Personal information
- Born: 26 February 1969 (age 57)

Sport
- Sport: Track and field

Medal record
Representing Chinese Taipei
Asian Championships
| Gold medal – first place | 1989 New Delhi | Long jump |
| Bronze medal – third place | 1989 New Delhi | Triple jump |
| Bronze medal – third place | 1991 Kuala Lumpur | Long jump |
| Bronze medal – third place | 1993 Manila | Long jump |

= Nai Hui-fang =

Taiwanese long jumper and triple jumper

Nai Hui-fang (乃慧芳 (Nǎi Huì-fāng); born 26 February 1969) is a Taiwanese former long jumper and triple jumper.

== Career ==
In age-specific competitions, Nai Hui-fang notably won the silver medal in long jump at the 1986 Asian Junior Championships and gold medals in both long and triple jump at the 1988 Asian Junior Championships. He competed in the high jump at the 1986 World Junior Championships without reaching the final, followed by three events at the 1988 World Junior Championships: He won the bronze medal in the long jump, finished fourth in the triple jump and competed in the 4 × 100 metres relay without reaching the final.

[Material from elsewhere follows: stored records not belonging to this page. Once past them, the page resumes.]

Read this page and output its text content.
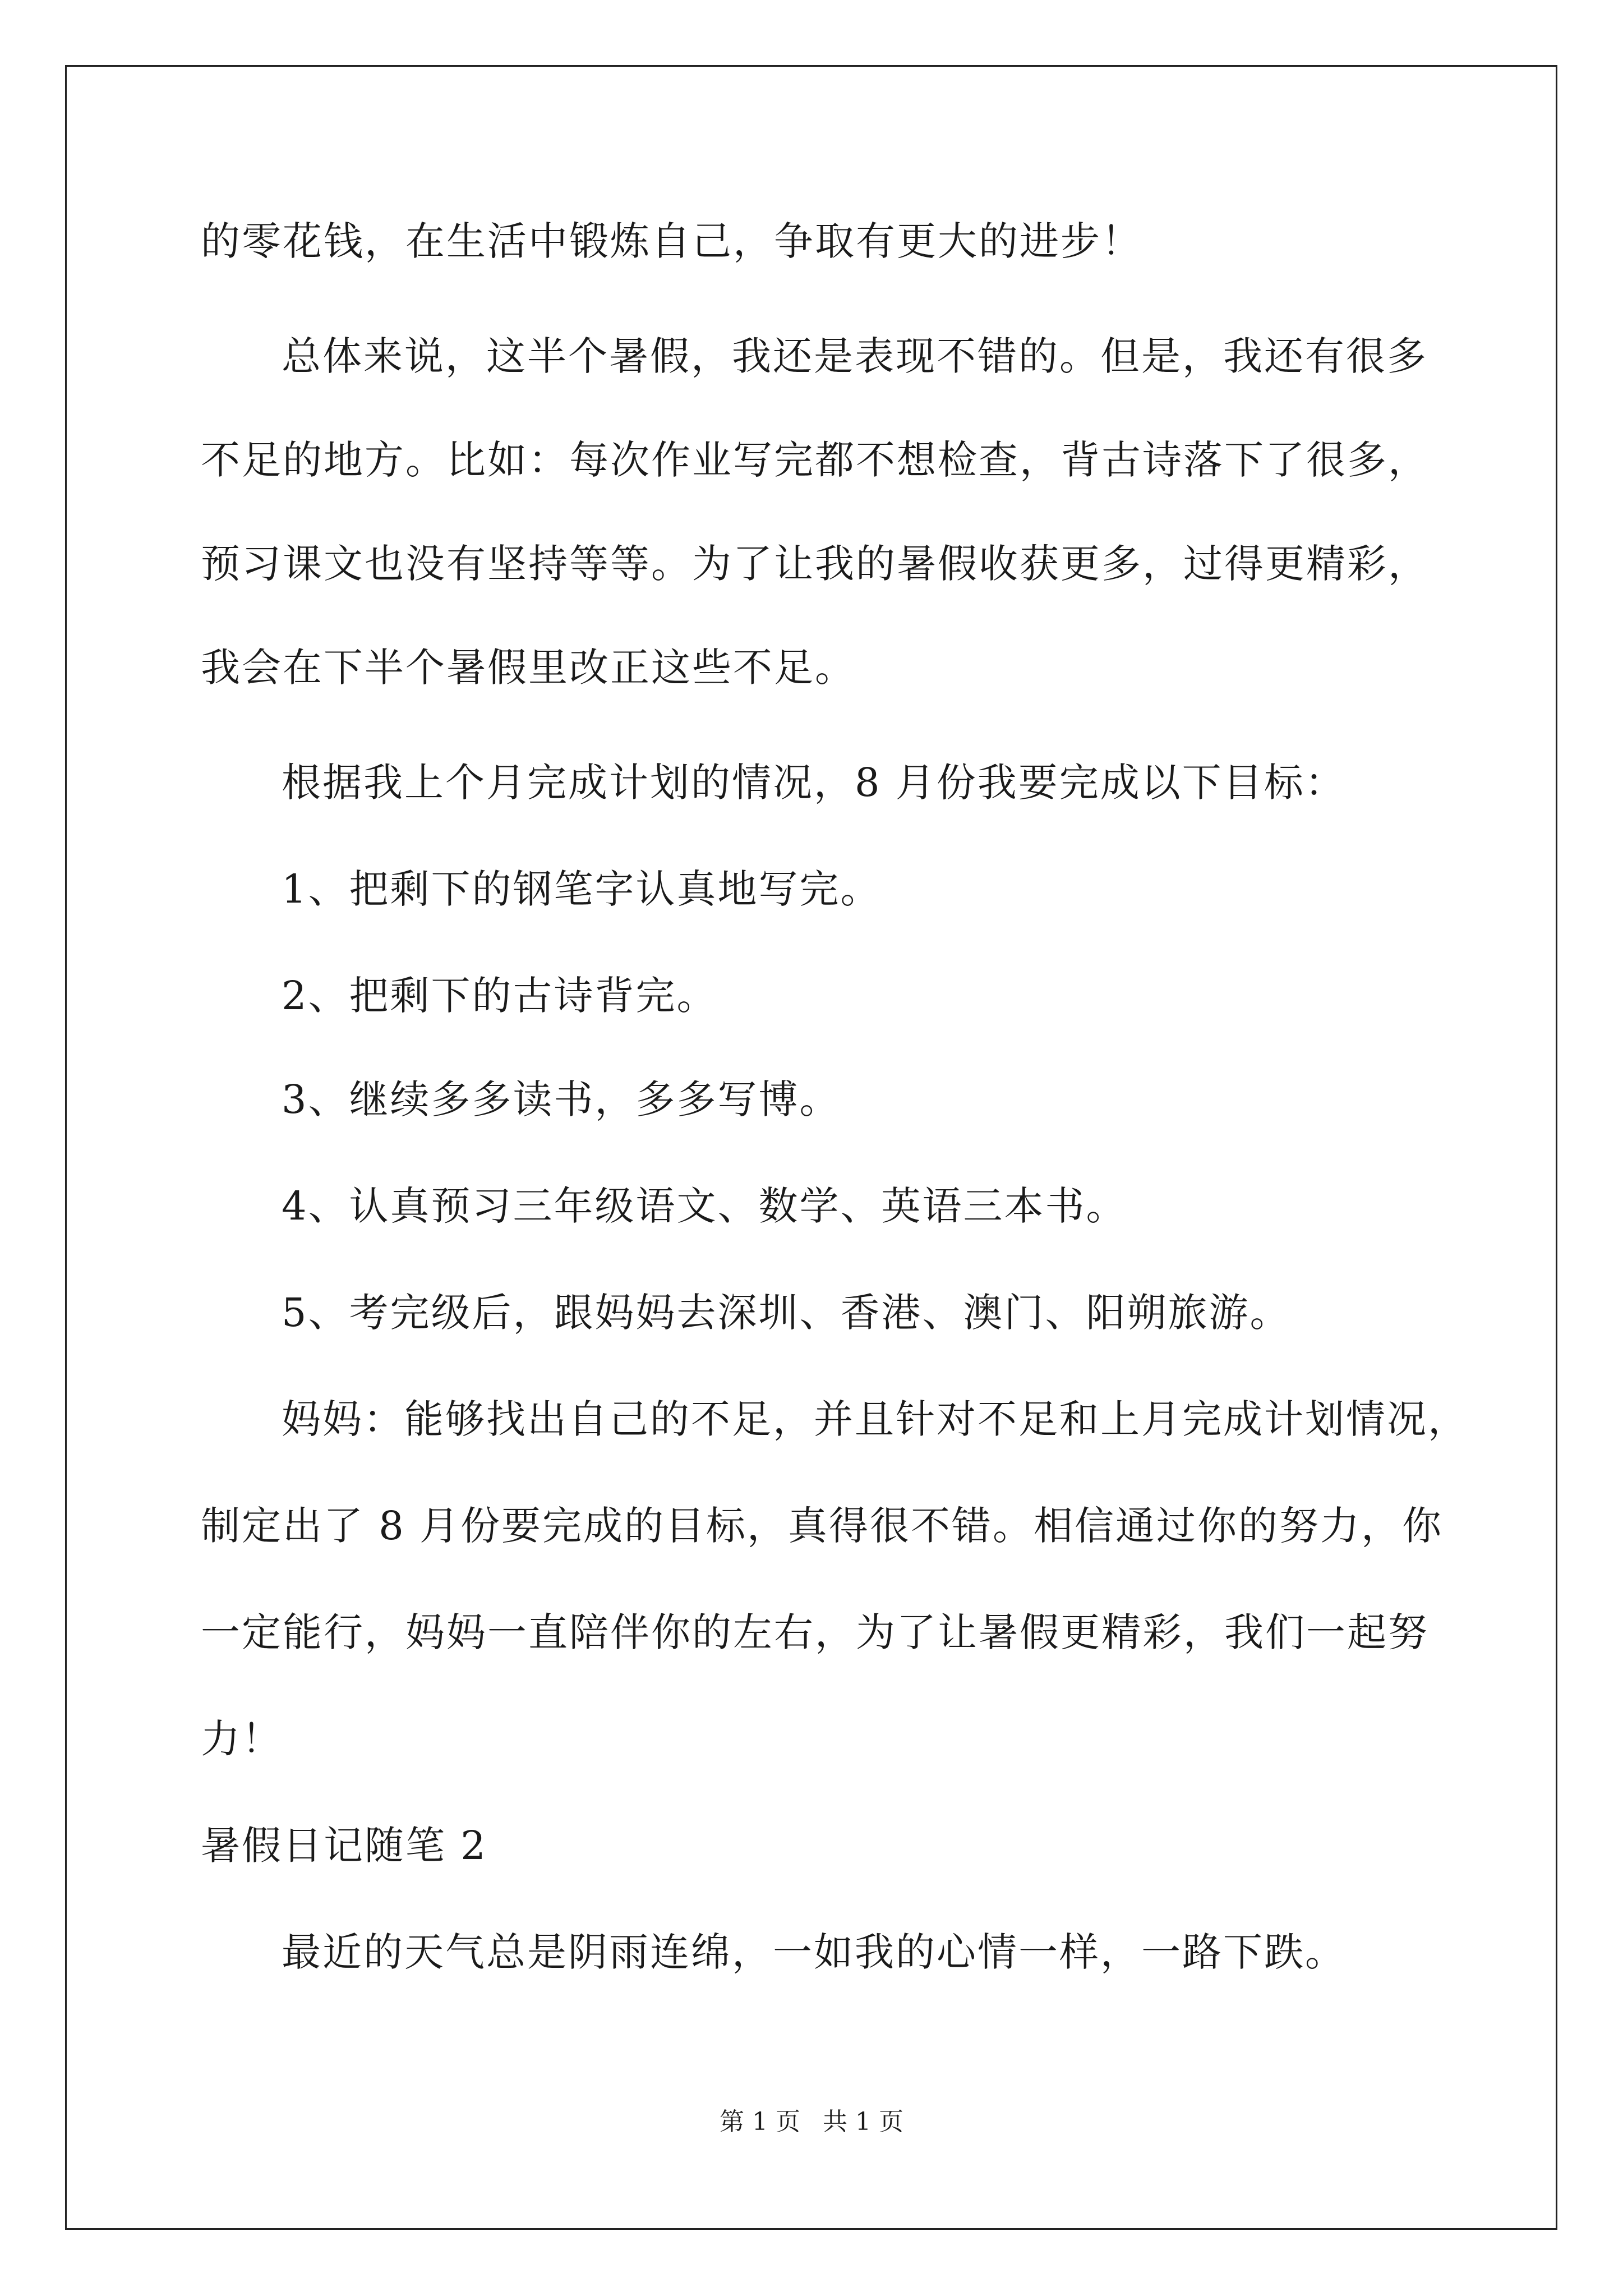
的零花钱，在生活中锻炼自己，争取有更大的进步！
总体来说，这半个暑假，我还是表现不错的。但是，我还有很多
不足的地方。比如：每次作业写完都不想检查，背古诗落下了很多，
预习课文也没有坚持等等。为了让我的暑假收获更多，过得更精彩，
我会在下半个暑假里改正这些不足。
根据我上个月完成计划的情况，8 月份我要完成以下目标：
1、把剩下的钢笔字认真地写完。
2、把剩下的古诗背完。
3、继续多多读书，多多写博。
4、认真预习三年级语文、数学、英语三本书。
5、考完级后，跟妈妈去深圳、香港、澳门、阳朔旅游。
妈妈：能够找出自己的不足，并且针对不足和上月完成计划情况，
制定出了 8 月份要完成的目标，真得很不错。相信通过你的努力，你
一定能行，妈妈一直陪伴你的左右，为了让暑假更精彩，我们一起努
力！
暑假日记随笔 2
最近的天气总是阴雨连绵，一如我的心情一样，一路下跌。
第 1 页 共 1 页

He competed in the same three events at the 1988 Olympic Games without reaching the final in neither. 1989 saw Nai Hui-fang compete in the 1989 World Indoor Championships without reaching the final, before taking his first Asian title. At the 1989 Asian Championships, he won the long jump event and took the triple jump bronze. Lastly, he finished eighth in the long jump at the 1989 Summer Universiade as well as eighth in the 4 × 100 metres relay.

He followed up with consecutive long jump bronzes at the 1991 and 1993 Asian Championships, an eighth place at the 1993 World Indoor Championships and a gold medal at the 1993 East Asian Games in Shanghai, jumping 8.34 metres. He also competed at the 1993 World Championships without reaching the final, finished sixth at both the 1994 Goodwill Games, 1994 Asian Games and the 1997 East Asian Games and competed at the 1996 Olympic Games, the 1997 World Indoor Championships and the 1997 World Championships without reaching the final.

Nai holds the Taiwanese long jump (8.34m) and triple jump (16.65m) records.